Today’s post is guest-written by my wife, Debra Mischel.
My health had been going downhill for several years. With a high stress office job that kept me chained to a desk most of the day and no motivation to get up and move, I was packing on weight. The doctor put me on high blood pressure medication in 2009, and by 2012 I was feeling old, fat, and awful.
There is a history of heart disease and type 2 diabetes in my family, both conditions that are primarily triggered by obesity, and I was heading right down that path. At 5’3″ and 160 pounds, I wasn’t “obese” according to the Body Mass Index, but was close. I didn’t look very good, and I felt terrible.
Like many people, I had had a gym membership for several years, but good intentions don’t take you very far. It seems one has to actually go to the gym in order for the membership to do any good. But doing something requires motivation, and the heavier I got the less motivated I became.
I turned 49 on February 22, 2012, and I knew that I didn’t want to feel this bad when my 50th birthday rolled around. I also knew that I couldn’t make the transformation on my own, so I went to the gym and asked for some help. They set me up with a personal trainer, and we got to work. They gave me diet recommendations that I followed (nothing terrible, mostly just portion control and avoiding the really high-fat, high-sugar foods), and a training schedule.
My training schedule consisted of one hour weight training with a trainer three days per week, and an hour or two of cardio (treadmill, stationary bike, stair climber, or classes) twice per week. On weight training days, I would do a 30 minute warmup on the treadmill.
By July of 2012, I had lost more than 30 pounds and was off the blood pressure medication.
I had met my original goal of getting my weight down to 125 pounds and I felt better than I had in years. But by now I was hooked. I still had some excess fat, and I wanted to build some more muscle. So I kept working with my trainer, stayed with the diet, and kept up the schedule. On my 50th birthday, almost exactly a year after I started my exercise program, I did a five hour weight training workout. I weighed 115 pounds, was stronger than I’d ever been, and felt better than at any time since I was in high school.

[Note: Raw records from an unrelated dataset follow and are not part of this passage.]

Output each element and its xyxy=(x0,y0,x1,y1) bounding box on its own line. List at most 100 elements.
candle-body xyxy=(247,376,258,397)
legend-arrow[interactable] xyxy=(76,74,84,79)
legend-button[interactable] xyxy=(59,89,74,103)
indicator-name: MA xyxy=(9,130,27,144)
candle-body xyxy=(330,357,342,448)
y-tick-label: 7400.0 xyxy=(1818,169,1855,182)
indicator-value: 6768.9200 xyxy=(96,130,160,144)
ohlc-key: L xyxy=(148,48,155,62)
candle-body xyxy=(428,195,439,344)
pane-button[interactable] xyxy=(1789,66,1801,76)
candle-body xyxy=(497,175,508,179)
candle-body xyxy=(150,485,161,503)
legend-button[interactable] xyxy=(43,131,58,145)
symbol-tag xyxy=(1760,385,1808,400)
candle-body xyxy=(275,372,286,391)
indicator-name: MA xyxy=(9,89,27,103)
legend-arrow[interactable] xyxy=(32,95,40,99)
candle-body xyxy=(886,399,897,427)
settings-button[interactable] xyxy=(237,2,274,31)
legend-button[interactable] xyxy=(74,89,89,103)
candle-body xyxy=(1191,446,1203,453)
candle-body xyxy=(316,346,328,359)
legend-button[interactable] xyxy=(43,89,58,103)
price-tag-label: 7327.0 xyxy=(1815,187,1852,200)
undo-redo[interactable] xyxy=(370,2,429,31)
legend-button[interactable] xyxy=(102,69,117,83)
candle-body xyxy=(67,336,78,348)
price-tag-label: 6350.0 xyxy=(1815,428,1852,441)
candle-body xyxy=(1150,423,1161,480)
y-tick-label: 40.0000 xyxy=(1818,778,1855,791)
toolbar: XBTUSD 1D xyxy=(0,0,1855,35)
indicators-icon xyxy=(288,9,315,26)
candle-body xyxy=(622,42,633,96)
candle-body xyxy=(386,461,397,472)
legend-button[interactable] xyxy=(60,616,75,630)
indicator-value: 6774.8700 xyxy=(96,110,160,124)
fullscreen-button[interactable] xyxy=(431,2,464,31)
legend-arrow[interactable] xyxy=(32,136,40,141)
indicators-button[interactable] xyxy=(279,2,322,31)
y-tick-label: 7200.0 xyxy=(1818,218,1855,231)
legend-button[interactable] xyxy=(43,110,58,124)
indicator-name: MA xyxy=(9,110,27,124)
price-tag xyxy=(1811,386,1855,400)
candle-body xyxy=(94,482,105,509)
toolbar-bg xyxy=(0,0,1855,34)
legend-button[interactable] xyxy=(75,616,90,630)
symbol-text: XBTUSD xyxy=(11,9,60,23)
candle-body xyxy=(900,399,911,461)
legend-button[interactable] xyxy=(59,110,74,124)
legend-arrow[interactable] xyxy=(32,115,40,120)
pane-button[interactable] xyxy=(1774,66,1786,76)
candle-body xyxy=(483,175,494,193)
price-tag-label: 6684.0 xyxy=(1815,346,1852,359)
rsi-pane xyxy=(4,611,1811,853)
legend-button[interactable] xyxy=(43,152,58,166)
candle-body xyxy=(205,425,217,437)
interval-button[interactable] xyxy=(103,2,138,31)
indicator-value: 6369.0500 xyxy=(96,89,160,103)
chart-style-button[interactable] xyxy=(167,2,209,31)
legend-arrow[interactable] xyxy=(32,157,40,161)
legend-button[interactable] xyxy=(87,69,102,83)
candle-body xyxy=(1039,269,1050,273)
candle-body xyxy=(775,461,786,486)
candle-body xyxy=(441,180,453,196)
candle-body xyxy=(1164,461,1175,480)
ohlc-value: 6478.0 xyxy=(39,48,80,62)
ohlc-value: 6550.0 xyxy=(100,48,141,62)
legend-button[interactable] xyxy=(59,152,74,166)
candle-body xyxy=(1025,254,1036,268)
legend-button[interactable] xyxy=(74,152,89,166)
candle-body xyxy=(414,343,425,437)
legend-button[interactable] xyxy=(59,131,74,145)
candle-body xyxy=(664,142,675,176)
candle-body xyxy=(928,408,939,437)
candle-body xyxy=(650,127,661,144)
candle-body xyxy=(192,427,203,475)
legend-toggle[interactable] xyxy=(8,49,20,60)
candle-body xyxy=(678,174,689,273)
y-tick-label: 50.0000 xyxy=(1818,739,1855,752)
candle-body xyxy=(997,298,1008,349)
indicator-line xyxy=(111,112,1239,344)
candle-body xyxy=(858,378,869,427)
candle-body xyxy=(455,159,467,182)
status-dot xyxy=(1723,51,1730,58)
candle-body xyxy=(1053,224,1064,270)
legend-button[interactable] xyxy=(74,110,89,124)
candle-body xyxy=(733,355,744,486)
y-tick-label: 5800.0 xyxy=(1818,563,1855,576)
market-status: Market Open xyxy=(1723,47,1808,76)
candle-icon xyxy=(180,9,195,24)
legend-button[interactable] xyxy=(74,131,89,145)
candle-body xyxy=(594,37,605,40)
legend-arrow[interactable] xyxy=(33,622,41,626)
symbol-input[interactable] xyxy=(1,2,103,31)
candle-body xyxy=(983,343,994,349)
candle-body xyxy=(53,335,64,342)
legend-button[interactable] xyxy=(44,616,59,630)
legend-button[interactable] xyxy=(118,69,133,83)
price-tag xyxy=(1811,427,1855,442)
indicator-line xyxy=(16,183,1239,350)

At that point I decided to enter the Figure competition at the Naturally Fit show in July. In order to compete, I would have to lose all my excess fat, and build a bit more muscle. I stepped up my workouts so that I was working out twice per day four days per week, heavier on the weight training and a little light on the cardio. The other three days were rest days to let my body recover. I also went on a 20-week “contest prep” diet that consisted of approximately 50% protein, 30% carbs, and 20% fat.
Getting up on that stage in front of hundreds of people, wearing the smallest and most expensive bikini I had ever owned was scary. But I did it. I placed third in the Novice category against six other women, all younger than I, and first in the Masters 50 and Over category.
It’s about taking control of your life and responsibility for your own health. I spent years making all the excuses: no time, too expensive, too old, too busy, body hurts, too fat. This transformation cost me, on average, about an hour per day for a year, and then about two hours per day for five months. It cost me some TV time during the week and a few hours of couch potato time on the weekends during contest prep to get my meals ready for the next week. I didn’t even miss it!
You can change your life. It takes hard work, sure. But the benefits are well worth the effort.